À N’Djamena, deux prévenus en garde à vue depuis 2014 réfutent des accusations de vol de téléphone devant le tribunal
Deux jeunes devant la justice à N’Djamena pour un vol de téléphone contesté
Ce mardi 10 février 2026, au Tribunal de Grande Instance de N’Djamena, deux jeunes individus se sont présentés pour répondre à des accusations de vol d’un téléphone portable. Les prévenus, qui contestent fermement ces allégations, ont fait entendre leur voix devant le juge.

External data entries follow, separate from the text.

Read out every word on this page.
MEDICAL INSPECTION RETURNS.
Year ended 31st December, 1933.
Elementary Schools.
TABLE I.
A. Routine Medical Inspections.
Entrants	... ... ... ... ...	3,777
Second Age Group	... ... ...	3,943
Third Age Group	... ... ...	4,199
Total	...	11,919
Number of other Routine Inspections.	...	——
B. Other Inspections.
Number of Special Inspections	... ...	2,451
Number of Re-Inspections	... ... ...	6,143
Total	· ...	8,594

Les faits remonteraient à 2024, lorsque les deux jeunes ont été arrêtés en lien avec le vol présumé. Lors de l’audience, les accusés ont affirmé ne pas être impliqués dans l’incident, plaidant non coupables. Cependant, le tribunal a décidé de reporter le procès, invoquant l’absence de la partie civile, considérée comme essentielle pour établir les réels contours de l’affaire. L’audition de la victime devrait permettre d’appuyer les éléments de preuve.

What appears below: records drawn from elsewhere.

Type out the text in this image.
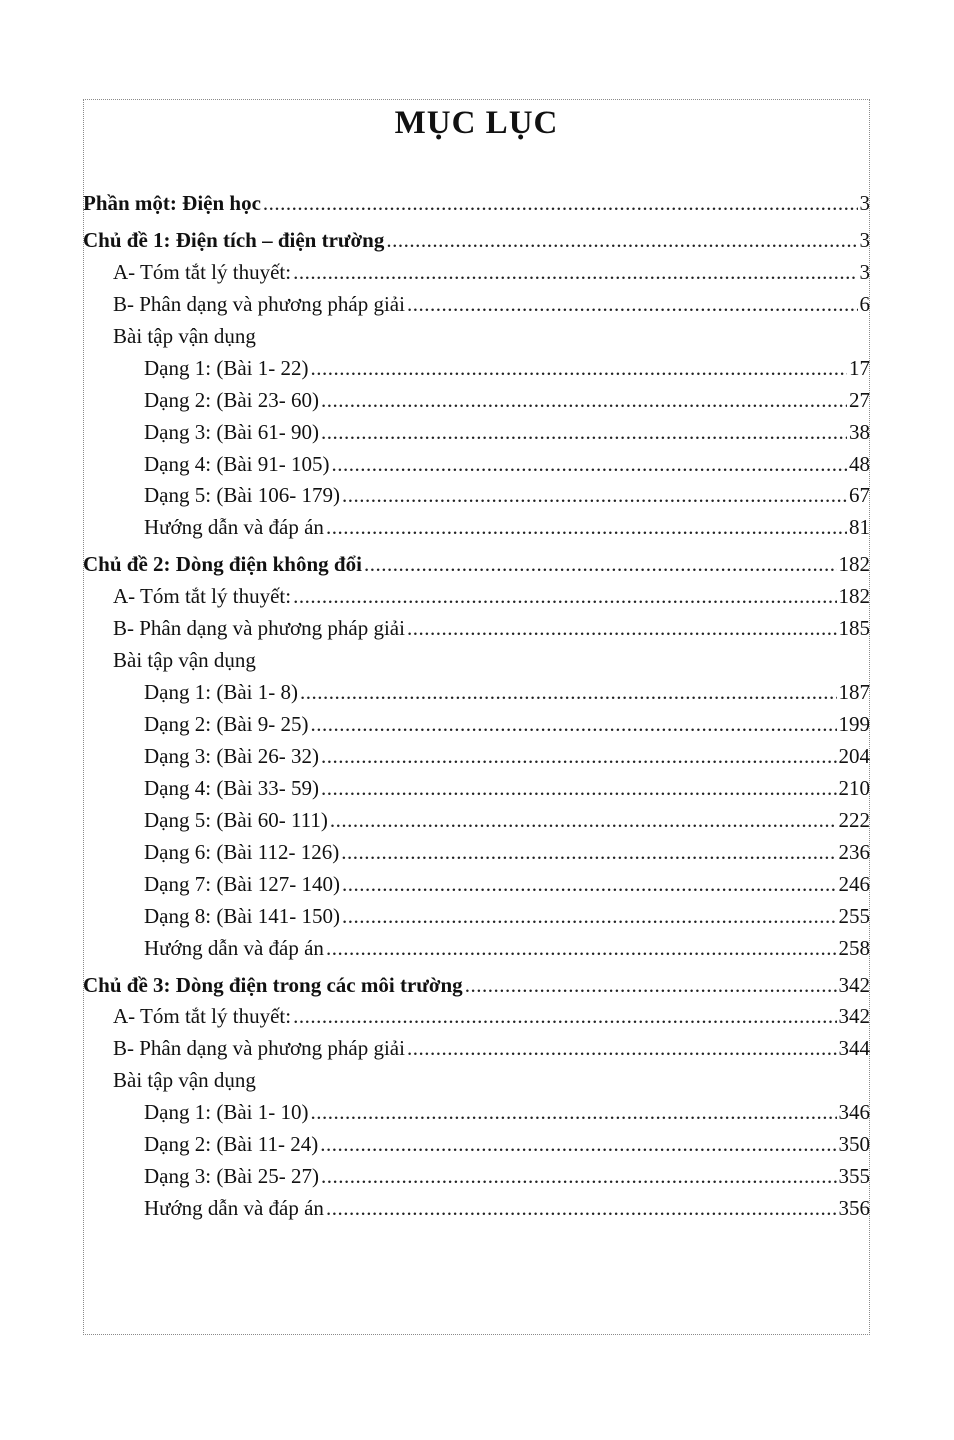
MỤC LỤC
Phần một: Điện học .....	3
Chủ đề 1: Điện tích – điện trường .....	3
A- Tóm tắt lý thuyết: .....	3
B- Phân dạng và phương pháp giải .....	6
Bài tập vận dụng
Dạng 1: (Bài 1- 22) .....	17
Dạng 2: (Bài 23- 60) .....	27
Dạng 3: (Bài 61- 90) .....	38
Dạng 4: (Bài 91- 105) .....	48
Dạng 5: (Bài 106- 179) .....	67
Hướng dẫn và đáp án .....	81
Chủ đề 2: Dòng điện không đổi .....	182
A- Tóm tắt lý thuyết: .....	182
B- Phân dạng và phương pháp giải .....	185
Bài tập vận dụng
Dạng 1: (Bài 1- 8) .....	187
Dạng 2: (Bài 9- 25) .....	199
Dạng 3: (Bài 26- 32) .....	204
Dạng 4: (Bài 33- 59) .....	210
Dạng 5: (Bài 60- 111) .....	222
Dạng 6: (Bài 112- 126) .....	236
Dạng 7: (Bài 127- 140) .....	246
Dạng 8: (Bài 141- 150) .....	255
Hướng dẫn và đáp án .....	258
Chủ đề 3: Dòng điện trong các môi trường .....	342
A- Tóm tắt lý thuyết: .....	342
B- Phân dạng và phương pháp giải .....	344
Bài tập vận dụng
Dạng 1: (Bài 1- 10) .....	346
Dạng 2: (Bài 11- 24) .....	350
Dạng 3: (Bài 25- 27) .....	355
Hướng dẫn và đáp án .....	356
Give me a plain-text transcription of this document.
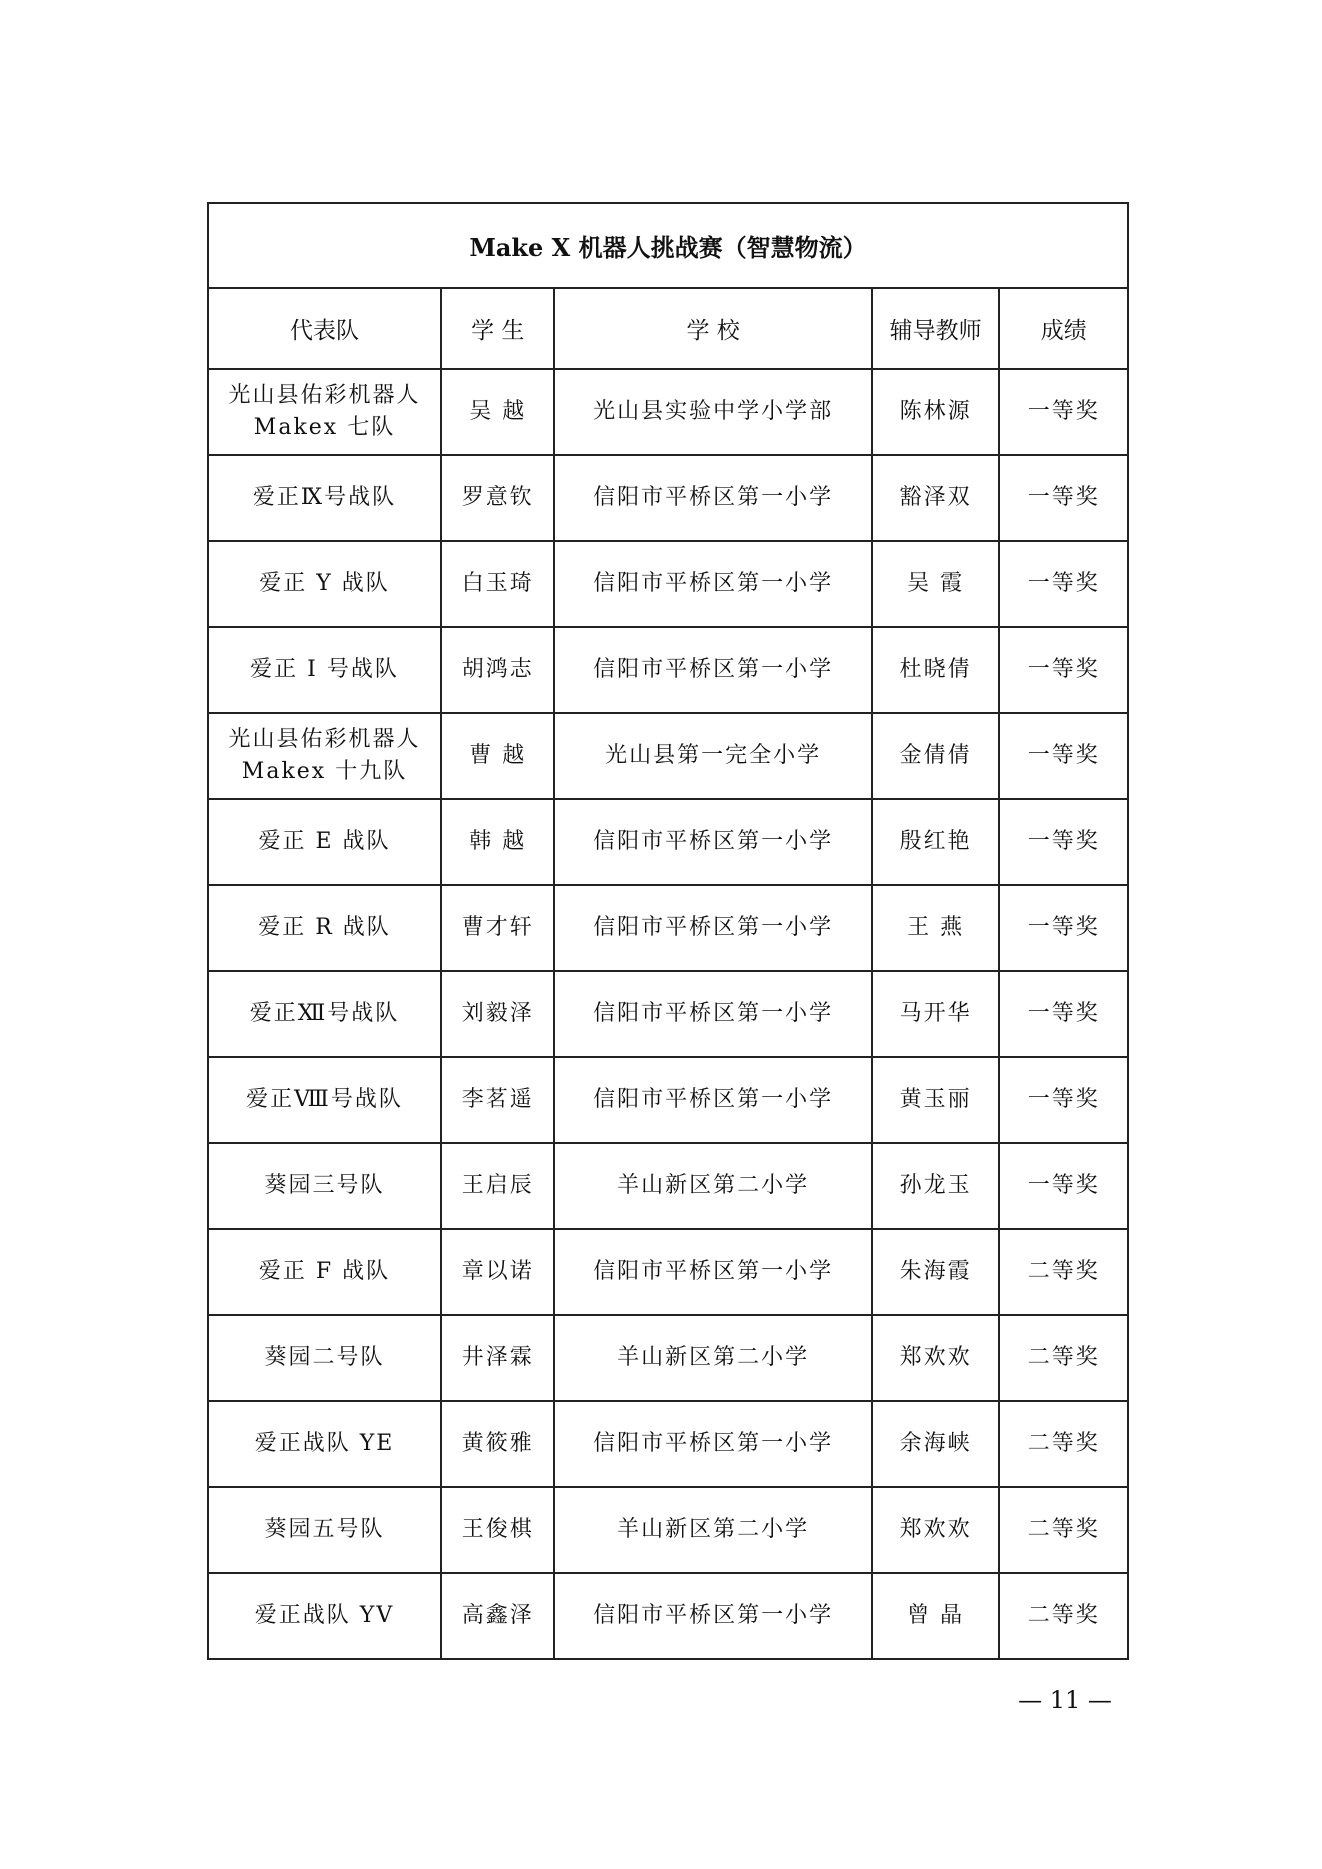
Make X 机器人挑战赛（智慧物流）				
代表队	学 生	学 校	辅导教师	成绩
光山县佑彩机器人 Makex 七队	吴 越	光山县实验中学小学部	陈林源	一等奖
爱正Ⅸ号战队	罗意钦	信阳市平桥区第一小学	豁泽双	一等奖
爱正 Y 战队	白玉琦	信阳市平桥区第一小学	吴 霞	一等奖
爱正 I 号战队	胡鸿志	信阳市平桥区第一小学	杜晓倩	一等奖
光山县佑彩机器人 Makex 十九队	曹 越	光山县第一完全小学	金倩倩	一等奖
爱正 E 战队	韩 越	信阳市平桥区第一小学	殷红艳	一等奖
爱正 R 战队	曹才轩	信阳市平桥区第一小学	王 燕	一等奖
爱正Ⅻ号战队	刘毅泽	信阳市平桥区第一小学	马开华	一等奖
爱正Ⅷ号战队	李茗遥	信阳市平桥区第一小学	黄玉丽	一等奖
葵园三号队	王启辰	羊山新区第二小学	孙龙玉	一等奖
爱正 F 战队	章以诺	信阳市平桥区第一小学	朱海霞	二等奖
葵园二号队	井泽霖	羊山新区第二小学	郑欢欢	二等奖
爱正战队 YE	黄筱雅	信阳市平桥区第一小学	余海峡	二等奖
葵园五号队	王俊棋	羊山新区第二小学	郑欢欢	二等奖
爱正战队 YV	高鑫泽	信阳市平桥区第一小学	曾 晶	二等奖
— 11 —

Cette décision a profondément affecté les deux jeunes. En détention préventive depuis plus de deux ans, ils ont exprimé leur désespoir face à la situation. Ils soulignent que leur incarcération pour une infraction qu’ils affirment ne pas avoir commise semble injuste et insupportable, surtout avant même qu’un jugement soit rendu sur le fond du dossier. Leur détention prolongée interroge sur les conséquences d’une justice dont les délais sont souvent jugés trop longs.

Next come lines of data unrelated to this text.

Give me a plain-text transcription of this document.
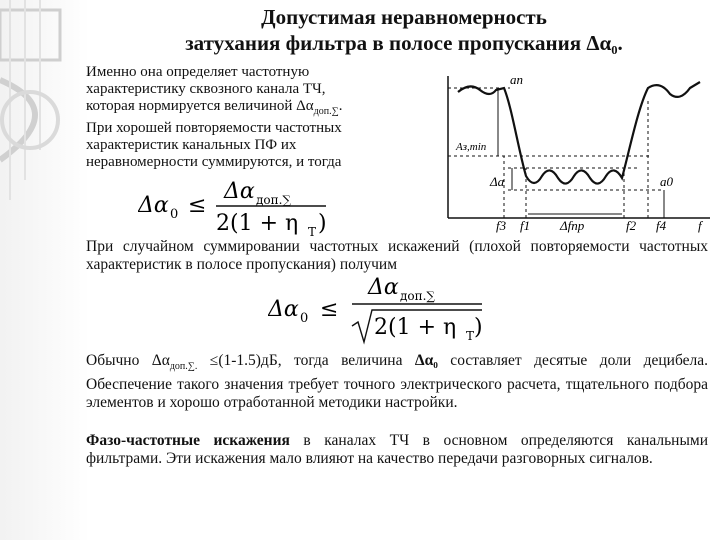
Допустимая неравномерность
затухания фильтра в полосе пропускания Δα₀.
Именно она определяет частотную
характеристику сквозного канала ТЧ,
которая нормируется величиной $\Delta\alpha_{доп.\sum}$.
При хорошей повторяемости частотных
характеристик канальных ПФ их
неравномерности суммируются, и тогда
aп
Aз,min
Δa	a0
f3 f1	f2 f4 f
Δfпр
Δα 0 ≤
Δα доп.∑
2(1 + η Т )
При случайном суммировании частотных искажений (плохой повторяемости частотных характеристик в полосе пропускания) получим
Δα 0 ≤
Δα доп.∑
2(1 + η Т )
Обычно $\Delta\alpha_{доп.\sum.} \le(1-1.5)дБ$, тогда величина Δα₀ составляет десятые доли децибела. Обеспечение такого значения требует точного электрического расчета, тщательного подбора элементов и хорошо отработанной методики настройки.
Фазо-частотные искажения в каналах ТЧ в основном определяются канальными фильтрами. Эти искажения мало влияют на качество передачи разговорных сигналов.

Cet épisode s’inscrit dans un contexte plus large où les droits des prévenus et les conditions de détention préventive font régulièrement l’objet de débats au Tchad. La situation souligne également les enjeux liés à la charge des tribunaux et des institutions judiciaires, qui peinent parfois à juger dans des délais raisonnables. Dans un pays où la presse et les ONG rapportent régulièrement sur les abus des droits humains, des cas tels que celui-ci soulignent l’exigence d’une justice rapide et équitable au Tchad.
Alors que le dossier a été renvoyé à une prochaine audience, les deux jeunes demeurent dans l’incertitude, attendant avec impatience une résolution à leur affaire.